According to industry sources, one major boost for manufactured homes would be to get in the good graces of secondary financial markets, which headed for the exits after getting hammered in the industry's collapse.
Secondary financial firms—like the ubiquitous Fannie Mae and Freddie Mac—establish loan standards and applicable interest rates at which they will purchase loans from lenders. These loans are then repackaged and sold as securities (usually bonds) to investors, though Fannie and Freddie end up holding many of these securitized loans in their own portfolios.
Securitization does two things. It provides lenders with liquidity by quickly offloading a loan and providing the cash necessary for the next home buyer in line. When repurchased loans are pooled by secondary markets, this then spreads the overall financial risk (just as with insurance), and some of the savings from this "pooled risk" are ultimately passed through to the buyer in the form of lower interest rates.
When it comes to manufactured housing, there are two secondary markets: loans for real property (sold as mortgage-backed securities) and loans for personal property (sold as asset-backed securities). Right now, both appear to have a 10-foot-pole aversion to manufactured housing.
The secondary market for conventional mortgages is dominated by Fannie Mae and Freddie Mac (so-called government-sponsored enterprises, or GSEs). Neither currently has much of a mortgage portfolio for manufactured housing. Sandra Cutts, from Fannie Mae's public affairs office, said via e-mail that Fannie Mae's loan purchases in manufactured housing "have been relatively constant over the past three years, averaging about one-half of 1 percent of our total book of business." Several requests to Freddie Mac for information on the firm's manufactured loan activity went unanswered, though it's believed to be roughly in line with that of Fannie.
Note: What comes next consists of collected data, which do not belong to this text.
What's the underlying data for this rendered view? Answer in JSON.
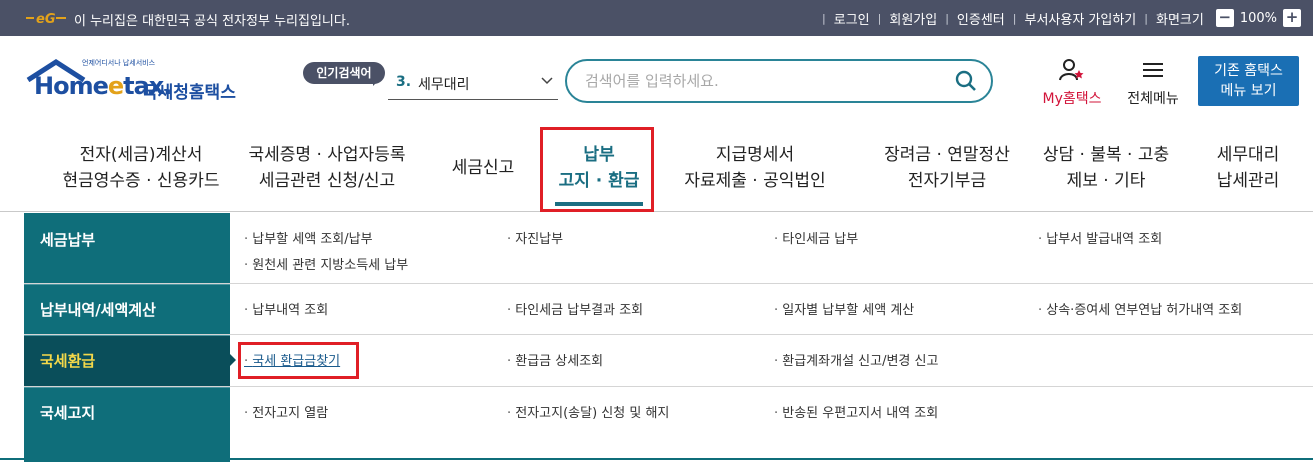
{
  "gov_bar": {
    "notice": "이 누리집은 대한민국 공식 전자정부 누리집입니다.",
    "links": [
      "로그인",
      "회원가입",
      "인증센터",
      "부서사용자 가입하기",
      "화면크기"
    ],
    "zoom_minus": "−",
    "zoom_value": "100%",
    "zoom_plus": "+"
  },
  "header": {
    "brand_small": "언제어디서나 납세서비스",
    "brand_home": "Home",
    "brand_e": "e",
    "brand_tax": "tax.",
    "brand_sub": "국세청홈택스",
    "popular_label": "인기검색어",
    "popular_rank": "3.",
    "popular_keyword": "세무대리",
    "search_placeholder": "검색어를 입력하세요.",
    "myhome_label": "My홈택스",
    "allmenu_label": "전체메뉴",
    "oldhome_line1": "기존 홈택스",
    "oldhome_line2": "메뉴 보기"
  },
  "nav": [
    {
      "line1": "전자(세금)계산서",
      "line2": "현금영수증 · 신용카드"
    },
    {
      "line1": "국세증명 · 사업자등록",
      "line2": "세금관련 신청/신고"
    },
    {
      "line1": "세금신고",
      "line2": ""
    },
    {
      "line1": "납부",
      "line2": "고지 · 환급"
    },
    {
      "line1": "지급명세서",
      "line2": "자료제출 · 공익법인"
    },
    {
      "line1": "장려금 · 연말정산",
      "line2": "전자기부금"
    },
    {
      "line1": "상담 · 불복 · 고충",
      "line2": "제보 · 기타"
    },
    {
      "line1": "세무대리",
      "line2": "납세관리"
    }
  ],
  "mega": [
    {
      "category": "세금납부",
      "links": [
        "납부할 세액 조회/납부",
        "자진납부",
        "타인세금 납부",
        "납부서 발급내역 조회",
        "원천세 관련 지방소득세 납부"
      ]
    },
    {
      "category": "납부내역/세액계산",
      "links": [
        "납부내역 조회",
        "타인세금 납부결과 조회",
        "일자별 납부할 세액 계산",
        "상속·증여세 연부연납 허가내역 조회"
      ]
    },
    {
      "category": "국세환급",
      "links": [
        "국세 환급금찾기",
        "환급금 상세조회",
        "환급계좌개설 신고/변경 신고"
      ]
    },
    {
      "category": "국세고지",
      "links": [
        "전자고지 열람",
        "전자고지(송달) 신청 및 해지",
        "반송된 우편고지서 내역 조회"
      ]
    }
  ],
  "colors": {
    "accent": "#0f6e7a",
    "highlight_box": "#e01f26",
    "gov_bar": "#4b5166",
    "button_blue": "#1a6fb4"
  }
}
Industry sources said Fannie and Freddie had been increasing their presence as the manufactured home industry gained momentum in the 1990s, but then peeled back after suffering losses when the industry started crumbling at the end of the decade. Fannie Mae, for example, changed its underwriting guidelines a few years ago, increasing the required down payment for a manufactured home loan from 5 percent to 10 percent for most lenders, and 5 percent only for the few lenders "that have demonstrated experience in this area."
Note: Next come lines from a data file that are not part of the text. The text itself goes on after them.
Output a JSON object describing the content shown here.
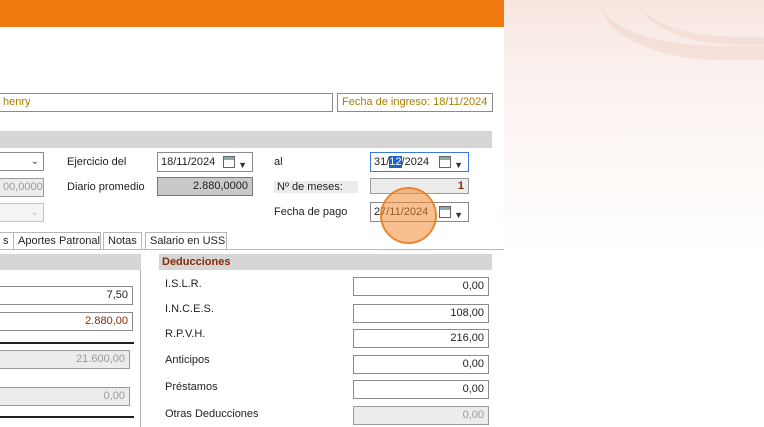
{
  "header": {
    "employee_name_partial": "henry",
    "hire_date_label": "Fecha de ingreso: 18/11/2024"
  },
  "top_left": {
    "amount_partial": "00,0000"
  },
  "period": {
    "ejercicio_label": "Ejercicio del",
    "ejercicio_value": "18/11/2024",
    "al_label": "al",
    "al_value_day": "31/",
    "al_value_month": "12",
    "al_value_year": "/2024",
    "diario_label": "Diario promedio",
    "diario_value": "2.880,0000",
    "meses_label": "Nº de meses:",
    "meses_value": "1",
    "fecha_pago_label": "Fecha de pago",
    "fecha_pago_value": "27/11/2024"
  },
  "tabs": [
    {
      "label": "s"
    },
    {
      "label": "Aportes Patronal"
    },
    {
      "label": "Notas"
    },
    {
      "label": "Salario en USS"
    }
  ],
  "left_panel": {
    "days_value": "7,50",
    "salary_value": "2.880,00",
    "subtotal_value": "21.600,00",
    "other_value": "0,00"
  },
  "deducciones": {
    "title": "Deducciones",
    "rows": [
      {
        "label": "I.S.L.R.",
        "value": "0,00"
      },
      {
        "label": "I.N.C.E.S.",
        "value": "108,00"
      },
      {
        "label": "R.P.V.H.",
        "value": "216,00"
      },
      {
        "label": "Anticipos",
        "value": "0,00"
      },
      {
        "label": "Préstamos",
        "value": "0,00"
      },
      {
        "label": "Otras Deducciones",
        "value": "0,00"
      }
    ]
  },
  "colors": {
    "accent_orange": "#f07a10",
    "section_header_text": "#8a2a06",
    "hire_date_text": "#a87e00"
  }
}
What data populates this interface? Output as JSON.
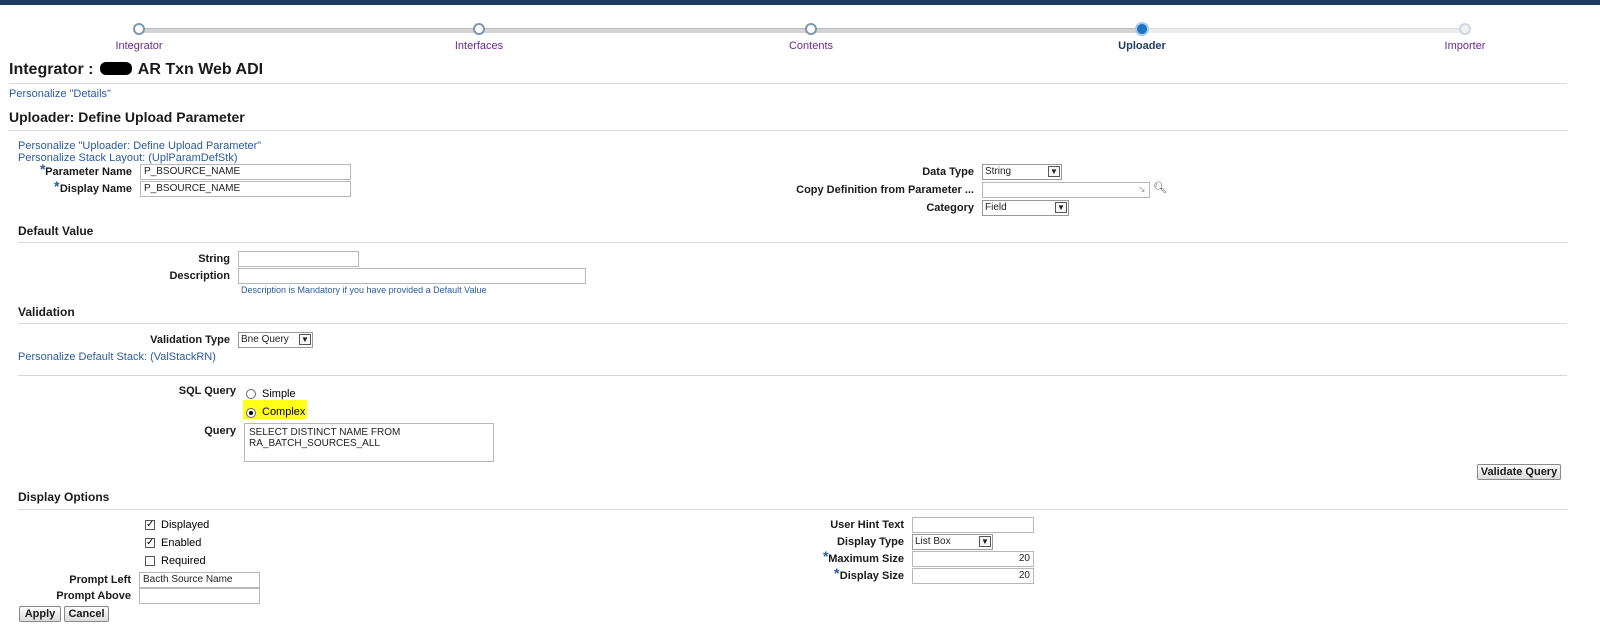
{
  "train": {
    "steps": [
      {
        "label": "Integrator",
        "state": "done"
      },
      {
        "label": "Interfaces",
        "state": "done"
      },
      {
        "label": "Contents",
        "state": "done"
      },
      {
        "label": "Uploader",
        "state": "active"
      },
      {
        "label": "Importer",
        "state": "future"
      }
    ]
  },
  "page": {
    "title_prefix": "Integrator :",
    "title_suffix": "AR Txn Web ADI",
    "personalize_details": "Personalize \"Details\"",
    "section_title": "Uploader: Define Upload Parameter",
    "personalize_uploader": "Personalize \"Uploader: Define Upload Parameter\"",
    "personalize_stack": "Personalize Stack Layout: (UplParamDefStk)"
  },
  "params": {
    "parameter_name_label": "Parameter Name",
    "parameter_name_value": "P_BSOURCE_NAME",
    "display_name_label": "Display Name",
    "display_name_value": "P_BSOURCE_NAME",
    "data_type_label": "Data Type",
    "data_type_value": "String",
    "copy_def_label": "Copy Definition from Parameter ...",
    "copy_def_value": "",
    "category_label": "Category",
    "category_value": "Field"
  },
  "default_value": {
    "title": "Default Value",
    "string_label": "String",
    "string_value": "",
    "description_label": "Description",
    "description_value": "",
    "hint": "Description is Mandatory if you have provided a Default Value"
  },
  "validation": {
    "title": "Validation",
    "type_label": "Validation Type",
    "type_value": "Bne Query",
    "personalize_default_stack": "Personalize Default Stack: (ValStackRN)",
    "sql_query_label": "SQL Query",
    "simple_label": "Simple",
    "complex_label": "Complex",
    "selected": "complex",
    "query_label": "Query",
    "query_value": "SELECT DISTINCT NAME FROM\nRA_BATCH_SOURCES_ALL",
    "validate_button": "Validate Query"
  },
  "display_options": {
    "title": "Display Options",
    "displayed_label": "Displayed",
    "displayed": true,
    "enabled_label": "Enabled",
    "enabled": true,
    "required_label": "Required",
    "required": false,
    "prompt_left_label": "Prompt Left",
    "prompt_left_value": "Bacth Source Name",
    "prompt_above_label": "Prompt Above",
    "prompt_above_value": "",
    "user_hint_label": "User Hint Text",
    "user_hint_value": "",
    "display_type_label": "Display Type",
    "display_type_value": "List Box",
    "max_size_label": "Maximum Size",
    "max_size_value": "20",
    "display_size_label": "Display Size",
    "display_size_value": "20"
  },
  "actions": {
    "apply": "Apply",
    "cancel": "Cancel"
  },
  "colors": {
    "link": "#2a5b9e",
    "highlight": "#ffff1a",
    "active_step": "#1c74c4",
    "header_bar": "#1d3a5f"
  }
}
Fannie and Freddie also have the opportunity to help the manufactured home industry by buying chattel loans and issuing so-called asset-backed securities (which are also used for things like credit card debt, autos and subprime home equity). But Fannie Mae has not invested in these types of bonds since 2000, according to Cutts. Fannie is hardly alone in heading for the manufactured home exit. The entire
asset-backed securities market went from a high of about $12 billion in 1999 to less than $1 billion each of the past two years, according to a February market report by Lehman Brothers. It's not likely to get a lot better soon. A January 2005 report on secondary finance markets by Fitch Ratings downgraded manufactured home-backed securities virtually across the board.
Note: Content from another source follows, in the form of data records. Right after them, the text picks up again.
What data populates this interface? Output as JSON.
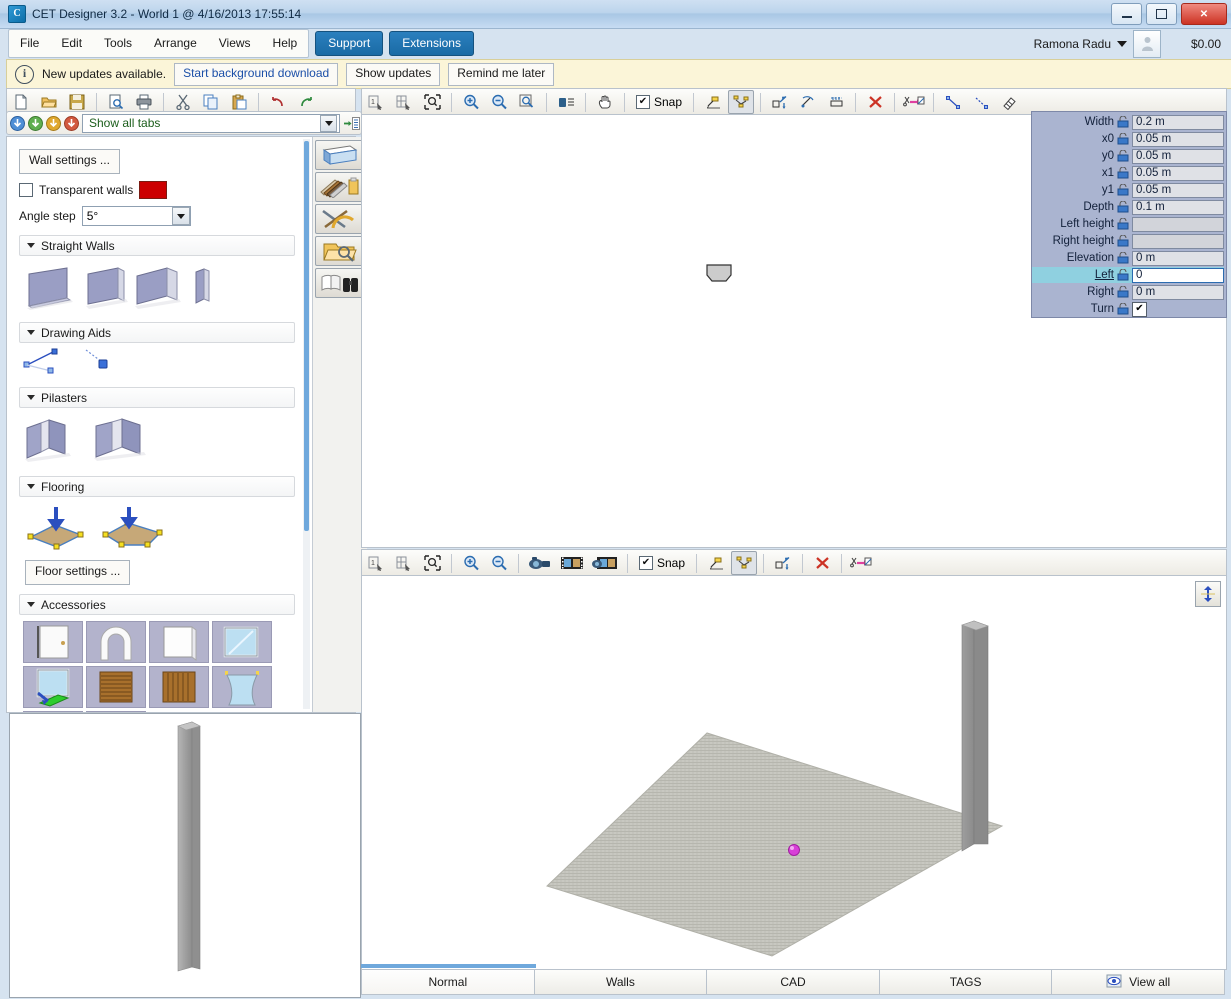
{
  "window": {
    "title": "CET Designer 3.2 - World 1 @ 4/16/2013 17:55:14",
    "app_badge": "C",
    "minimize_label": "Minimize",
    "maximize_label": "Maximize",
    "close_label": "✕"
  },
  "menubar": {
    "items": [
      "File",
      "Edit",
      "Tools",
      "Arrange",
      "Views",
      "Help"
    ],
    "pills": [
      "Support",
      "Extensions"
    ],
    "user": "Ramona Radu",
    "price": "$0.00",
    "user_caret_icon": "chevron-down-icon",
    "avatar_icon": "person-icon"
  },
  "update_bar": {
    "info_icon": "info-icon",
    "message": "New updates available.",
    "buttons": [
      "Start background download",
      "Show updates",
      "Remind me later"
    ]
  },
  "file_toolbar": {
    "buttons": [
      {
        "name": "new-document-icon",
        "title": "New"
      },
      {
        "name": "open-folder-icon",
        "title": "Open"
      },
      {
        "name": "save-disk-icon",
        "title": "Save"
      },
      {
        "name": "print-preview-icon",
        "title": "Print preview"
      },
      {
        "name": "print-icon",
        "title": "Print"
      },
      {
        "name": "cut-scissors-icon",
        "title": "Cut"
      },
      {
        "name": "copy-icon",
        "title": "Copy"
      },
      {
        "name": "paste-icon",
        "title": "Paste"
      },
      {
        "name": "undo-arrow-icon",
        "title": "Undo"
      },
      {
        "name": "redo-arrow-icon",
        "title": "Redo"
      }
    ]
  },
  "plan_toolbar": {
    "snap_label": "Snap",
    "snap_checked": true,
    "buttons": [
      {
        "name": "select-one-icon",
        "title": "Select single"
      },
      {
        "name": "select-area-icon",
        "title": "Select area"
      },
      {
        "name": "zoom-extents-icon",
        "title": "Zoom extents"
      },
      {
        "name": "zoom-in-icon",
        "title": "Zoom in"
      },
      {
        "name": "zoom-out-icon",
        "title": "Zoom out"
      },
      {
        "name": "zoom-window-icon",
        "title": "Zoom window"
      },
      {
        "name": "properties-icon",
        "title": "Properties"
      },
      {
        "name": "pan-hand-icon",
        "title": "Pan"
      },
      {
        "name": "snap-point-icon",
        "title": "Snap point"
      },
      {
        "name": "snap-grid-icon",
        "title": "Snap grid"
      },
      {
        "name": "scale-icon",
        "title": "Scale"
      },
      {
        "name": "rotate-icon",
        "title": "Rotate"
      },
      {
        "name": "align-icon",
        "title": "Align"
      },
      {
        "name": "delete-x-icon",
        "title": "Delete"
      },
      {
        "name": "cut-paste-icon",
        "title": "Cut and paste"
      },
      {
        "name": "measure-line-icon",
        "title": "Measure"
      },
      {
        "name": "dimension-line-icon",
        "title": "Dimension"
      },
      {
        "name": "eraser-icon",
        "title": "Eraser"
      }
    ]
  },
  "view3d_toolbar": {
    "snap_label": "Snap",
    "snap_checked": true,
    "buttons": [
      {
        "name": "select-one-icon",
        "title": "Select single"
      },
      {
        "name": "select-area-icon",
        "title": "Select area"
      },
      {
        "name": "zoom-extents-icon",
        "title": "Zoom extents"
      },
      {
        "name": "zoom-in-icon",
        "title": "Zoom in"
      },
      {
        "name": "zoom-out-icon",
        "title": "Zoom out"
      },
      {
        "name": "camera-icon",
        "title": "Camera"
      },
      {
        "name": "filmstrip-icon",
        "title": "Render image"
      },
      {
        "name": "film-camera-icon",
        "title": "Render movie"
      },
      {
        "name": "snap-point-icon",
        "title": "Snap point"
      },
      {
        "name": "snap-grid-icon",
        "title": "Snap grid"
      },
      {
        "name": "scale-icon",
        "title": "Scale"
      },
      {
        "name": "delete-x-icon",
        "title": "Delete"
      },
      {
        "name": "cut-paste-icon",
        "title": "Cut and paste"
      }
    ]
  },
  "tabbar": {
    "nav_icons": [
      "back-blue-icon",
      "down-green-icon",
      "down-yellow-icon",
      "down-red-icon"
    ],
    "selected_tab": "Show all tabs",
    "list_icon": "tab-list-icon"
  },
  "sidebar": {
    "wall_settings_label": "Wall settings ...",
    "transparent_walls_label": "Transparent walls",
    "transparent_walls_checked": false,
    "transparent_walls_color": "#cc0000",
    "angle_step_label": "Angle step",
    "angle_step_value": "5°",
    "floor_settings_label": "Floor settings ...",
    "sections": [
      {
        "title": "Straight Walls",
        "expanded": true,
        "items": [
          "wall-flat-icon",
          "wall-angled-icon",
          "wall-thick-icon",
          "wall-narrow-icon"
        ]
      },
      {
        "title": "Drawing Aids",
        "expanded": true,
        "items": [
          "guide-line-icon",
          "guide-point-icon"
        ]
      },
      {
        "title": "Pilasters",
        "expanded": true,
        "items": [
          "pilaster-double-icon",
          "pilaster-wide-icon"
        ]
      },
      {
        "title": "Flooring",
        "expanded": true,
        "items": [
          "floor-square-icon",
          "floor-polygon-icon"
        ]
      },
      {
        "title": "Accessories",
        "expanded": true,
        "items": [
          "door-single-icon",
          "archway-icon",
          "panel-icon",
          "window-icon",
          "window-open-icon",
          "shutter-horizontal-icon",
          "shutter-vertical-icon",
          "curtain-icon",
          "sliding-door-icon",
          "glass-door-icon"
        ]
      }
    ],
    "vtools": [
      {
        "name": "room-box-icon",
        "title": "Room"
      },
      {
        "name": "materials-palette-icon",
        "title": "Materials"
      },
      {
        "name": "drawing-tools-icon",
        "title": "Drawing tools"
      },
      {
        "name": "search-folder-icon",
        "title": "Find"
      },
      {
        "name": "binoculars-book-icon",
        "title": "Explore"
      }
    ]
  },
  "properties": {
    "rows": [
      {
        "label": "Width",
        "value": "0.2 m",
        "type": "text",
        "state": "normal"
      },
      {
        "label": "x0",
        "value": "0.05 m",
        "type": "text",
        "state": "normal"
      },
      {
        "label": "y0",
        "value": "0.05 m",
        "type": "text",
        "state": "normal"
      },
      {
        "label": "x1",
        "value": "0.05 m",
        "type": "text",
        "state": "normal"
      },
      {
        "label": "y1",
        "value": "0.05 m",
        "type": "text",
        "state": "normal"
      },
      {
        "label": "Depth",
        "value": "0.1 m",
        "type": "text",
        "state": "normal"
      },
      {
        "label": "Left height",
        "value": "",
        "type": "text",
        "state": "disabled"
      },
      {
        "label": "Right height",
        "value": "",
        "type": "text",
        "state": "disabled"
      },
      {
        "label": "Elevation",
        "value": "0 m",
        "type": "text",
        "state": "normal"
      },
      {
        "label": "Left",
        "value": "0",
        "type": "text",
        "state": "editing"
      },
      {
        "label": "Right",
        "value": "0 m",
        "type": "text",
        "state": "normal"
      },
      {
        "label": "Turn",
        "value": "✔",
        "type": "checkbox",
        "state": "normal"
      }
    ],
    "lock_icon": "lock-dimension-icon"
  },
  "viewport_3d": {
    "flip_icon": "flip-vertical-icon",
    "objects": [
      "floor-plane",
      "wall-segment",
      "pink-marker"
    ]
  },
  "bottom_tabs": {
    "tabs": [
      "Normal",
      "Walls",
      "CAD",
      "TAGS"
    ],
    "active": "Normal",
    "view_all_label": "View all",
    "view_all_icon": "eye-icon"
  }
}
Government-insured loans—including popular, low-down-payment loans backed by the Federal Housing and Veterans administrations—can be purchased and securitized by Ginnie Mae, which is part of the Department of Housing and Urban Development and designed to act like a GSE. But there's not much happening there, either, because these government mortgage programs typically have certain requirements (like permanent foundations and siting on real, rather than leased, property) that preclude eligibility for many buyers of manufactured homes.
According to Ginnie's 2003 annual report, the agency issued $216 billion in mortgage-backed securities that year. About 96 percent went for traditional single-family mortgages, $7 billion for multifamily and just $14 million—when rounded, 0 percent—for manufactured housing loans.